We generate a dataframe, indexed by locus tag, with a column fail_prop that describes the proportion of probe predictions that are in error.
In [22]:
# Count number of probes and failed predictions, by locus tag
collist = ['d_2.5pc', 'd_25pc', 'd_median', 'd_75pc', 'd_97.5pc',
'pred_success', 'type_m']
lt_pos = trt_pos.groupby('locus_tag').agg(sum)[collist]
lt_pos['fail_prop'] = lt_pos['type_m']/(lt_pos['type_m'] + lt_pos['pred_success'])
lt_pos.reset_index(inplace=True)
# Inspect output
lt_pos.head()
Out[22]:
In [23]:
# Distribution of proportion of failed probes
sns.distplot(lt_pos['fail_prop'], bins=10);
From this data, we see that most locus tags in this dataset have no probe errors, and a small proportion have more than 50% probe errors. We can inspect the predictions for those locus tags directly.
In [24]:
# Make list of locus tags with more than 50% probe errors
q_tags = lt_pos.loc[lt_pos['fail_prop'] > 0.5]
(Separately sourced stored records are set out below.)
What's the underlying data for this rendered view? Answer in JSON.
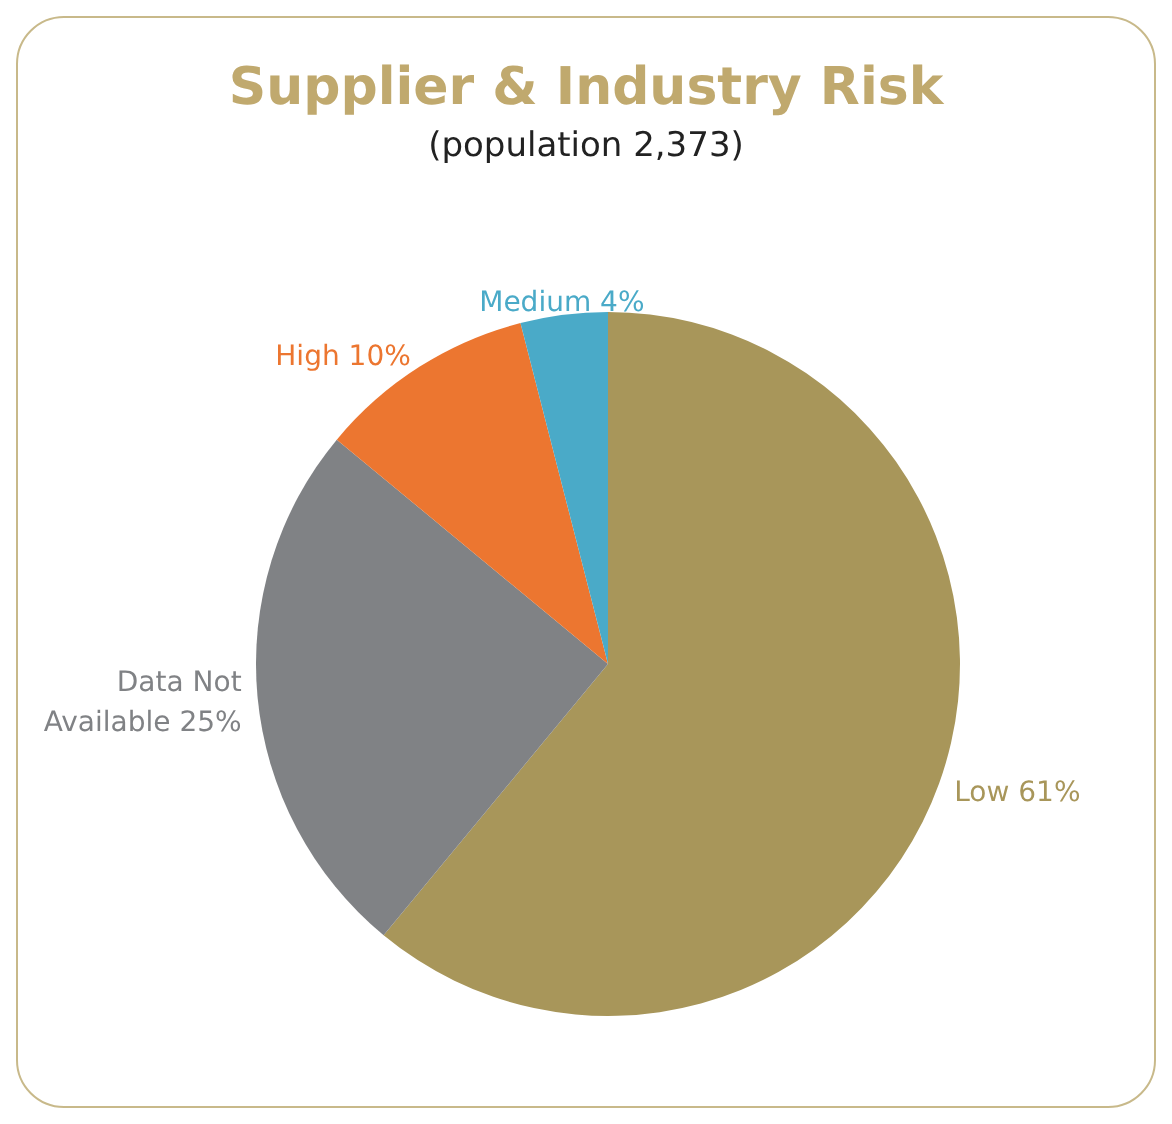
{
  "chart_data": {
    "type": "pie",
    "title": "Supplier & Industry Risk",
    "subtitle": "(population 2,373)",
    "categories": [
      "Low",
      "Data Not Available",
      "High",
      "Medium"
    ],
    "values": [
      61,
      25,
      10,
      4
    ],
    "value_labels": [
      "61%",
      "25%",
      "10%",
      "4%"
    ],
    "colors": [
      "#a8965a",
      "#808285",
      "#ec7630",
      "#4aaac8"
    ]
  }
}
print(q_tags.shape, sum(q_tags['type_m']))
We use the function plot_locustag_predictions() to visualise the prediction results for these genes directly. In these plots, values 0-2 indicate control replicates, and values 3-5 treatment replicates. The grey points show measured input intensity for the probe, and the black points show measured output intensity. The coloured points show predicted median values, and the bars indicate the 90% credibility interval for the prediction.
Yellow and blue bars indicate that the observed output intensity lies within the 90% CI; green and red bars indicate that the observed output value lies outwith the 90% CI.
In [25]:
# Plot predictions for each questionable locus tag
print(q_tags['locus_tag'])
for lt in q_tags['locus_tag']:
tools.plot_locustag_predictions(trt_pos, lt)
These ten locus tags explain nearly 1/3 of all Type M errors in the positive treatment dataset, and are closely collocated on the genome, from ECs4325 to ECs4387, and so may be subject to the same effects of BAC over- or under-representation. Where this occurs, a single pool may give an erroneous result due to the aberrational effets of over- or under-representation, and this may skew our crossvalidation predictions.
Visual inspection of the plots above indicates that the crossvalidation parameter estimates for $\delta$ were typically positive, and those for $\beta$ negative. They also indicate that the observed output intensities for the treatment and control values were not consistent.
For instance, for ECs4387 control samples 1 and 2 showed an increase in intensity post-experiment, but sample 0 shows quite a sharp decrease in intensity. Similarly, treatment samples 3 and 4 show an increase in post-experiment intensity, but sample 5 shows a decrease.
Similar inconsistencies are observed for all ten locus tags in this region, and BAC over or under-representation in the pools may be a possible physical cause of this.